Dat neemt niet weg dat het voor de universiteit een morele en zakelijke verplichting is om diversiteit na te streven. Veel van onze processen vragen een hoge mate van creativiteit. Diverse teams hebben meer creativiteit in zich dan zes keer een kopie van mij.”

Maar hoe komen we aan die diverse teams?
“Het is voor loopbaancommissies een vereiste dat ze divers zijn samengesteld. Er moet bijvoorbeeld altijd een vrouw in zitten. Zo heb je een deel van diversiteit afgedekt. Maar zitten er altijd mensen met een Afrikaanse achtergrond in? Nee, die hebben we sowieso te weinig. Er zijn allerlei andere kanten van diversiteit waar we het moeilijk mee hebben en die veel minder zichtbaar zijn, zoals de doorstroming van eerste-generatie-studenten (studenten wier ouders niet hebben gestudeerd, red. ) naar wetenschappelijke posities en de doorstroming van mensen met diverse achtergronden naar de hogere posities in de ondersteunende diensten.”
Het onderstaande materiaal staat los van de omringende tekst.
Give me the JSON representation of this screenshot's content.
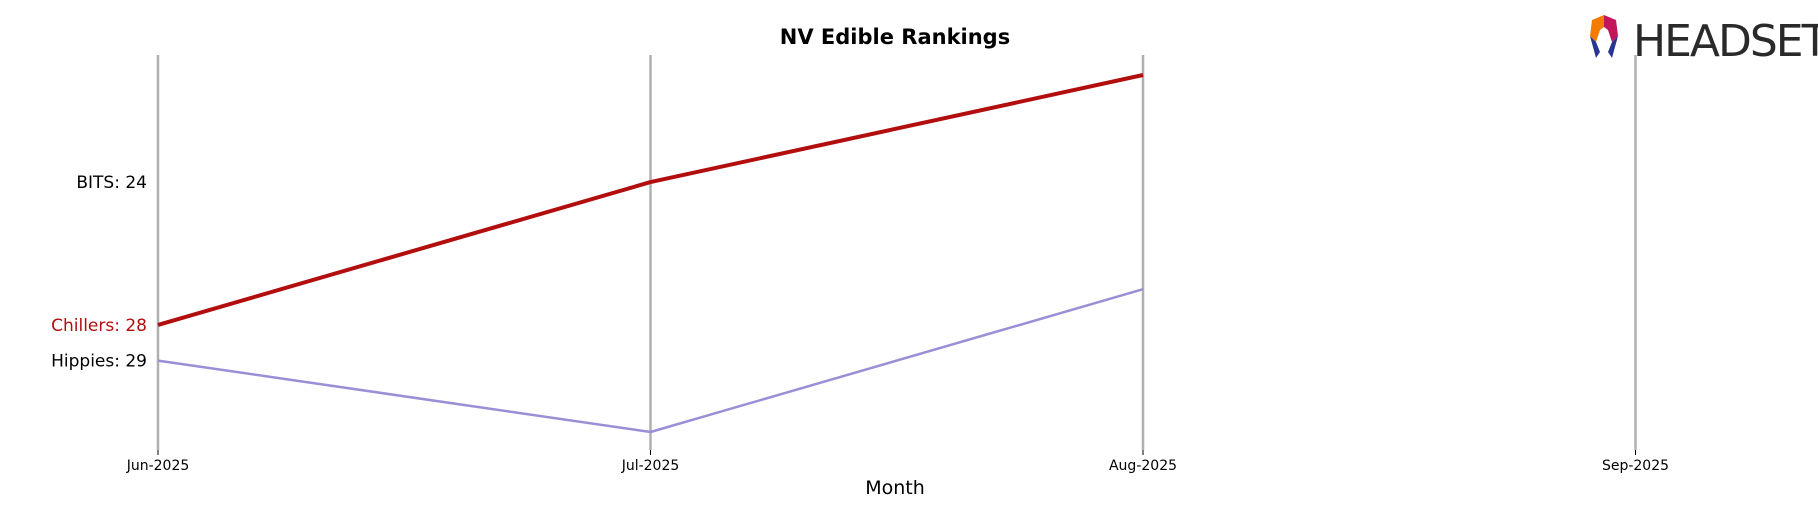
{
  "chart_data": {
    "type": "line",
    "title": "NV Edible Rankings",
    "xlabel": "Month",
    "ylabel": "",
    "categories": [
      "Jun-2025",
      "Jul-2025",
      "Aug-2025",
      "Sep-2025"
    ],
    "y_inverted": true,
    "ylim": [
      32,
      21
    ],
    "grid": "vertical lines at each month",
    "series": [
      {
        "name": "Chillers",
        "values": [
          28,
          24,
          21,
          null
        ],
        "color": "#b20e0e",
        "highlight": true
      },
      {
        "name": "Hippies",
        "values": [
          29,
          31,
          27,
          null
        ],
        "color": "#9a8fd6",
        "highlight": false
      }
    ],
    "rank_labels": [
      {
        "text": "BITS: 24",
        "rank": 24,
        "color": "#000000"
      },
      {
        "text": "Chillers: 28",
        "rank": 28,
        "color": "#b20e0e"
      },
      {
        "text": "Hippies: 29",
        "rank": 29,
        "color": "#000000"
      }
    ]
  },
  "logo": {
    "text": "HEADSET",
    "icon": "headset-logo-icon"
  }
}
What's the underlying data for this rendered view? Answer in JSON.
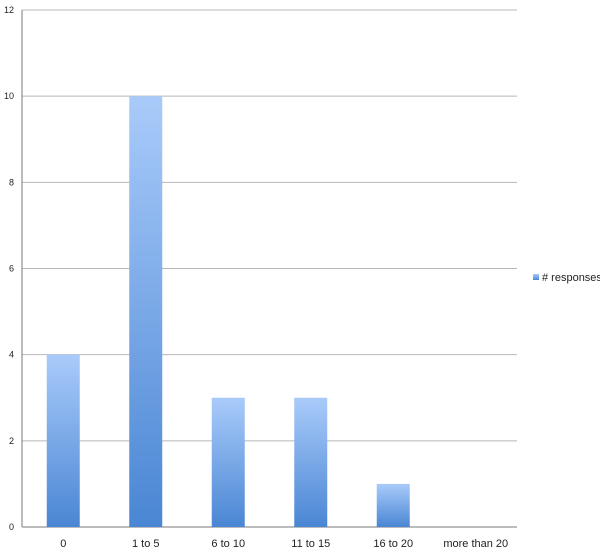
{
  "chart_data": {
    "type": "bar",
    "categories": [
      "0",
      "1 to 5",
      "6 to 10",
      "11 to 15",
      "16 to 20",
      "more than 20"
    ],
    "series": [
      {
        "name": "# responses",
        "values": [
          4,
          10,
          3,
          3,
          1,
          0
        ]
      }
    ],
    "yticks": [
      "0",
      "2",
      "4",
      "6",
      "8",
      "10",
      "12"
    ],
    "ylim": [
      0,
      12
    ],
    "grid": true,
    "legend": "right",
    "colors": {
      "bar_top": "#a9cbfa",
      "bar_bottom": "#4a86d4",
      "grid": "#b8b8b8",
      "axis": "#7a7a7a"
    }
  }
}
Is het dus toch tijd voor een stroomversnelling ?
“Dat zou fijn zijn. Anderzijds denk ik dat we weg moeten blijven van overspannen verwachtingen of mooipraterij. Je kunt gemakkelijk hoge en ambitieuze targets opschrijven, maar je moet ze wel kunnen halen. Wat we ons nu voornemen, zal ons al behoorlijk wat moeite kosten. Neem het streven naar een meer diverse instroom van bachelorstudenten. Dat zal echt niet meevallen, want in de maatschappij heeft al een voorsortering plaatsgevonden. Daardoor duurt verandering langer dan je lief is. Ik heb geen quick fix.”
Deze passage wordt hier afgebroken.